I already know that their "we didn't notice the mistake" excuse didn't really fly. Up until a couple of emails before, they were taking up the competition rules as an untouchable barrier, which means they were well aware of what the rules said and of the potential voids left by improper syntax. They were probably counting on the fact that a minor, emerging author wouldn't dare face a big multinational company and that they would be honoured to see one of their works on a Huion device. They weren't lucky. I stopped accepting payments in "visibility" a while ago.

That said, I appreciated their availability. I read about companies that completely ignore any complaint and hide behind their army of lawyers. Huion instead has been perfectly civil.

6 - How are you planning to protect your works in the future and what advice would you give to someone who is in the same situation?

"I'll be honest: registering a trademark (which may even just be my name) would be too expensive. All I can do is be sure that I store all PSD files of my artworks, so I have some proof. I can often also cout on the date of my social media posts.

What I can absolutely suggest is learning about their rights as creators, so that they can defend and protect themselves adequately in similar situations. If I didn't have a couple of notions of my own, I never would have had the courage to face them."

7 - Would you trust Rights Chain to protect your artworks?

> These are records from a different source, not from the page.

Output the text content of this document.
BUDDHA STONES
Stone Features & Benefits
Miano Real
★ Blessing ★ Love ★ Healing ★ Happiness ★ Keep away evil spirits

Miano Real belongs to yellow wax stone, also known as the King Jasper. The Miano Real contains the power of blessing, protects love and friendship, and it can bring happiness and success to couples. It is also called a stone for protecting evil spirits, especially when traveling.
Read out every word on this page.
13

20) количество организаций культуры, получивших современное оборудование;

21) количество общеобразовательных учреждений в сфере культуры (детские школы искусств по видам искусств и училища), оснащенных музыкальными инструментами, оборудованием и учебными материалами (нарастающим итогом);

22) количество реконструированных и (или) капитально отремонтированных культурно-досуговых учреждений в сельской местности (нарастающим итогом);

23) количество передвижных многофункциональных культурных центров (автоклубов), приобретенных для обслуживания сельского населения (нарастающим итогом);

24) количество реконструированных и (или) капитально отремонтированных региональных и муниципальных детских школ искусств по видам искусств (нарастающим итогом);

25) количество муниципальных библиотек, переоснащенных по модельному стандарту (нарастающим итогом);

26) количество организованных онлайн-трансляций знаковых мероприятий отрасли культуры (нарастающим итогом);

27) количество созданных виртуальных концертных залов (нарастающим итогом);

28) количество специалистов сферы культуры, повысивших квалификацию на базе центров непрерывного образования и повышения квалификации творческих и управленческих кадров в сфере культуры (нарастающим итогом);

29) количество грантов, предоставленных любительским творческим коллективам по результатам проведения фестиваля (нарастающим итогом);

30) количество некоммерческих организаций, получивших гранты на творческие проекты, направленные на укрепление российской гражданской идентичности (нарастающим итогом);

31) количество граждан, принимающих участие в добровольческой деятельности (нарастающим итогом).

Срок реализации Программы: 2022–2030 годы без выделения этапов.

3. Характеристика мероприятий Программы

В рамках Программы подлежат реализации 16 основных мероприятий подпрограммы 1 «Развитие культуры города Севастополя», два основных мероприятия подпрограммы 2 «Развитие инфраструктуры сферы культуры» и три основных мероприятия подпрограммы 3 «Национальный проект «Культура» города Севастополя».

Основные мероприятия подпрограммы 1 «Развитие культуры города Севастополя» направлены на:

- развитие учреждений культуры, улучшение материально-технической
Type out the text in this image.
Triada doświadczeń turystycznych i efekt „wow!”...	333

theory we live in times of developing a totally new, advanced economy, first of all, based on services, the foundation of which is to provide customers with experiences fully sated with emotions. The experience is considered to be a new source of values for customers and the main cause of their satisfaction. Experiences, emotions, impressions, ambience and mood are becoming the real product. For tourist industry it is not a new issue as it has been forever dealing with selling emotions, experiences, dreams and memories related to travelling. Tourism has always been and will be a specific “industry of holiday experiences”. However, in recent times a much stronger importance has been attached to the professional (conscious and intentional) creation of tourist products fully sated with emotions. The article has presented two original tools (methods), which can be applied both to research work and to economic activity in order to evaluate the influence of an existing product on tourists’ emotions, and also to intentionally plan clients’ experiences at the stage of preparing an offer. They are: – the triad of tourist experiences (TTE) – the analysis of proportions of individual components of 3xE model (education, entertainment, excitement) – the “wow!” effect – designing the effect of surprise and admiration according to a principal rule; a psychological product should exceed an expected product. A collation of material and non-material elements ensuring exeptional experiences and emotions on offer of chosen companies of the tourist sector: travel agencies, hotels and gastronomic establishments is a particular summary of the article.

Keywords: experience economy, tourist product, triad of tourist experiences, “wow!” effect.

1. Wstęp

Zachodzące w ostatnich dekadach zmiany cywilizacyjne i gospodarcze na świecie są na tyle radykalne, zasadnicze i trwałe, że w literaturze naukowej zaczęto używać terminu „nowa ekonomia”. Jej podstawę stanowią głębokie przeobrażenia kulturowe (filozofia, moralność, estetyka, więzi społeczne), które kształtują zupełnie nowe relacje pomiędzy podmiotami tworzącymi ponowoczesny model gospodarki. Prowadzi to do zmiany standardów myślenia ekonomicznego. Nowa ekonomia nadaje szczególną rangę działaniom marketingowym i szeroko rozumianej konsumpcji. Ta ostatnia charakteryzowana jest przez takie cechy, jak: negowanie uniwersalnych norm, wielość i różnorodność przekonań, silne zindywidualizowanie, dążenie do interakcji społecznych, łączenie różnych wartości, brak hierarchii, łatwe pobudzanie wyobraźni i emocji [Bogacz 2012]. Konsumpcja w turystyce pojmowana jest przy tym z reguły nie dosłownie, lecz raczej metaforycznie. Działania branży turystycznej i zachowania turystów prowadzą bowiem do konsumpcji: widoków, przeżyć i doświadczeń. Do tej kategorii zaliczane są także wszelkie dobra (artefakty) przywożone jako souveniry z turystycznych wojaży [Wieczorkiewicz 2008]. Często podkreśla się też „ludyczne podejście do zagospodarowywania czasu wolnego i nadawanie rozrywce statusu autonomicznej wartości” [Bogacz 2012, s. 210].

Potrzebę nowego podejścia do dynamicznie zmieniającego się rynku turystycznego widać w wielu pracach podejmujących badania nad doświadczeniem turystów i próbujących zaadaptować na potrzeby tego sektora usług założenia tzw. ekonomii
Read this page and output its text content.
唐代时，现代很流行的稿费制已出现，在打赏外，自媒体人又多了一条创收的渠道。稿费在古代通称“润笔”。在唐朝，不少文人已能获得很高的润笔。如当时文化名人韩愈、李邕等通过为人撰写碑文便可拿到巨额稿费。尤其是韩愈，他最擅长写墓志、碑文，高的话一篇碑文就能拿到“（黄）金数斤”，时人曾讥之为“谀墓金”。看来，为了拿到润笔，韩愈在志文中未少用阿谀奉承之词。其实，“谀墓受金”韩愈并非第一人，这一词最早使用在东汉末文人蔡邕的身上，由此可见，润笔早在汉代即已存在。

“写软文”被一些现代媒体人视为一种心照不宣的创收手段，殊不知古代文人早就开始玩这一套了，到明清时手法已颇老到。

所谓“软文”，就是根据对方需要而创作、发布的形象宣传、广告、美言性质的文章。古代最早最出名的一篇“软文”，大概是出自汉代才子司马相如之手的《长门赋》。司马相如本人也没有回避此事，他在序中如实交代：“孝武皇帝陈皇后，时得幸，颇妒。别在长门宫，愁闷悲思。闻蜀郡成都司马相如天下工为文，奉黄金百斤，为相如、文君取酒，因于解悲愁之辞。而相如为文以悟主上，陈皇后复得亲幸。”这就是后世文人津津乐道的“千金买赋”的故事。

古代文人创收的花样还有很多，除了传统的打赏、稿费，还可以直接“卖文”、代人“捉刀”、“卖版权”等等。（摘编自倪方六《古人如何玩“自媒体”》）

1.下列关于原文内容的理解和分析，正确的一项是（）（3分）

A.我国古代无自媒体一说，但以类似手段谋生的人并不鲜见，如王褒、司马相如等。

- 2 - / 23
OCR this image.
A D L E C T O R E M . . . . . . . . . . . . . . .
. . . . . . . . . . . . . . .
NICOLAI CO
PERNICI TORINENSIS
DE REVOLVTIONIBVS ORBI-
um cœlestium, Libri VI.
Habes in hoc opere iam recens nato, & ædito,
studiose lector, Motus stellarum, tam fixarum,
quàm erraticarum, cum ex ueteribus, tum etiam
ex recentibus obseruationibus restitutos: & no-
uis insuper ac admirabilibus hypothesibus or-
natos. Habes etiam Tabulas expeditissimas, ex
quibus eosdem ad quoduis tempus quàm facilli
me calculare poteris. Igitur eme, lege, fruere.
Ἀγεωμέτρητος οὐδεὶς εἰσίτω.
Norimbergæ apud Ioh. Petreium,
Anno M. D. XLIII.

Why?

"If someone doesn't have the ability to follow any and all potential scams in the world, then absolutely. Designating someone more competent can be very wise, if you realise you can't do everything on your own. If instead you have four strong stomachs and are willing to pour bile on sly foxes, then good luck. You will need to keep your eyes peeled at all times, always be wary and wear ironclad underwear, although I find this good life advice either way."

8 - Is there anything we could do better to protect artists and their artworks? Give us your honest opinion.

"I really don't know. The Internet is too big and dangerous to fully guarantee legitimate intentions regarding our creations. I don't think we can ever be 100% safe.

The starting point is most likely proper information on the matter, but I also think that after a certain point companies such as yours leave space to the responsibility of each artist.
That said, I'd like to thank you for the space you gave me and for your support to me and other artists who - like me - will not accept these situations.